Under confidential information law a legal right exists for a person who in circumstances of confidence gives (or permits access to) confidential information to another person (“user”) who then, without permission, uses it or discloses it to a third party. In those circumstances the first-mentioned person may obtain certain legal remedies against the user.
Confidential information law is a branch of equity law. A contract, preferably written, can bolster protection of confidential information. This is because the aggrieved person can then rely on two legal grounds, contract law as well as equity law. Numerous practical steps can be taken to further enhance enforceability under such laws.
For a breach of confidential information law, the affect person has three main remedies. They are damages, an account of profits and an injunction. In court actions one or more of these remedies are sought. Damages in this area of the law are assessed on the basis of reasonable compensation for the unauthorised use of the confidential information
Breach of confidentiality can arise in many situations. Particularly serious instances arise in the sale of a business when sale news is leaked or in intellectual property licensing relationships when valuable information is passed on to third parties.
In recent decades there has been a stream of cases against ex-employees. Typically the former employer has sought to restrain the former employee from using the former employer’s trade secrets with a new employer.
Confidential information law principles also exist in specific legislation, for example:
- Privacy Act 1988 (Cth) – due to the Privacy Amendment (Private Sector) Act 2000.
- Telecommunications Act 1997 (Cth). Part 13 of this act provides for the confidentiality of personal information and the contents of communications, including restrictions on how telecommunications carriers and carriage service providers may use and disclose certain personal information.
- Telecommunications (Interception) Act 1979 (Cth). This Act has two key purposes. Its primary object is to protect the privacy of individuals who use the Australian telecommunications system by making it an offence to intercept communications. The second purpose of the Interception Act is to specify.
- Professional ethics regulation.Legal obligations of confidence (eg are imposed on lawyer/client confidentiality, patient/doctor confidentiality and the banker’s duty of confidence).
- Drake Personnel Ltd v Beddison (1979) VR 13: The court ruled that it would determine the nature of the information in question by looking to the actual information itself, not the label used, to determine if at law it had protection. In this case, the use of the label “trade secret” was incorrect at law and the information was not protected.

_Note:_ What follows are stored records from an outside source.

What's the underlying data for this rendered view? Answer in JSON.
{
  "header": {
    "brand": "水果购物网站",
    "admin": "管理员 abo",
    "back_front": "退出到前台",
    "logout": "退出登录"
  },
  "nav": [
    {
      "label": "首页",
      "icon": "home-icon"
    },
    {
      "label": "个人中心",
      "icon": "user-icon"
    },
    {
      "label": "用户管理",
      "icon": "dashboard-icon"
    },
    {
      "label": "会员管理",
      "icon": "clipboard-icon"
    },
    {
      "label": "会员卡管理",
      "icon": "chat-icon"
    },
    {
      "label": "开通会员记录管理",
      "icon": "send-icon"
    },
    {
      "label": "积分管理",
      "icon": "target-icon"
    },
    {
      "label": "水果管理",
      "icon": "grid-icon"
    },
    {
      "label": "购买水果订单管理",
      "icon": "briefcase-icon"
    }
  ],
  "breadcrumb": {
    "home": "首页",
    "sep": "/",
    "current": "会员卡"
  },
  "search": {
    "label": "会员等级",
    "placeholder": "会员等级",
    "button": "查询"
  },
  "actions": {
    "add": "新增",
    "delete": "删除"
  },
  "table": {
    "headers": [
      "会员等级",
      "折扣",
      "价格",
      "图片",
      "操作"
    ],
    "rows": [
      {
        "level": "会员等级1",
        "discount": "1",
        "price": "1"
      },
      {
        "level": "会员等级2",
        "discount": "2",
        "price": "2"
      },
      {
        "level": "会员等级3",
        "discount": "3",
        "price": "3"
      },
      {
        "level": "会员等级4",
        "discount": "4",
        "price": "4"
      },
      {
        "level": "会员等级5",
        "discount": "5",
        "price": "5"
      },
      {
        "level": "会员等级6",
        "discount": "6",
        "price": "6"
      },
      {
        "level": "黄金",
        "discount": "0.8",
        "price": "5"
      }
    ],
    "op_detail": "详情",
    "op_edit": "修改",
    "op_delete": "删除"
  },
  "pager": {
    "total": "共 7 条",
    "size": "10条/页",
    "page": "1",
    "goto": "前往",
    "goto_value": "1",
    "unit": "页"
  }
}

- Ansell Rubber Co Pty Ltd v Allied Rubber Industries Pty Ltd (1967) VR 37: In determining what constituted confidential information, the court considered:
- the extent to which the information was known outside the plaintiff’s business;
- the extent to which the trade secret was known by persons engaged in the plaintiff’s business;
- the measures taken by the plaintiff to guard the secrecy of the information;
- the effort and money spent by the plaintiff in developing the information; and
- the use or difficulty with which others might acquire or duplicate the secret.
- Assess if the information satisfies the legal definition of what is “confidential”.
- Avoid uncertainty, precisely identify the information to be protected.
- Avoid being void, precisely identify the information capable of being legally protected.
Use policies and procedures to protect confidential information, eg institute sign-out procedures for library borrowings and sign-in procedures for those who access a confidential database.
“The Employee shall not divulge to any person, firm or company any information in respect of the company business, or the business of any company associated with the company, or make use of any information acquired in the service of the company or any company nominated by the company, for his private advantage.”
The above clause was ruled to be invalid and unenforceable in Heine Bros (Aust) Pty Ltd v Forrest (1963) VR 383 because it was not restricted to confidential information, and essentially cast its net “too wide”. To attempt to deny a former employee use of “any information acquired in the service of the company” is far too broad, and attempts to consider personal knowledge and experience.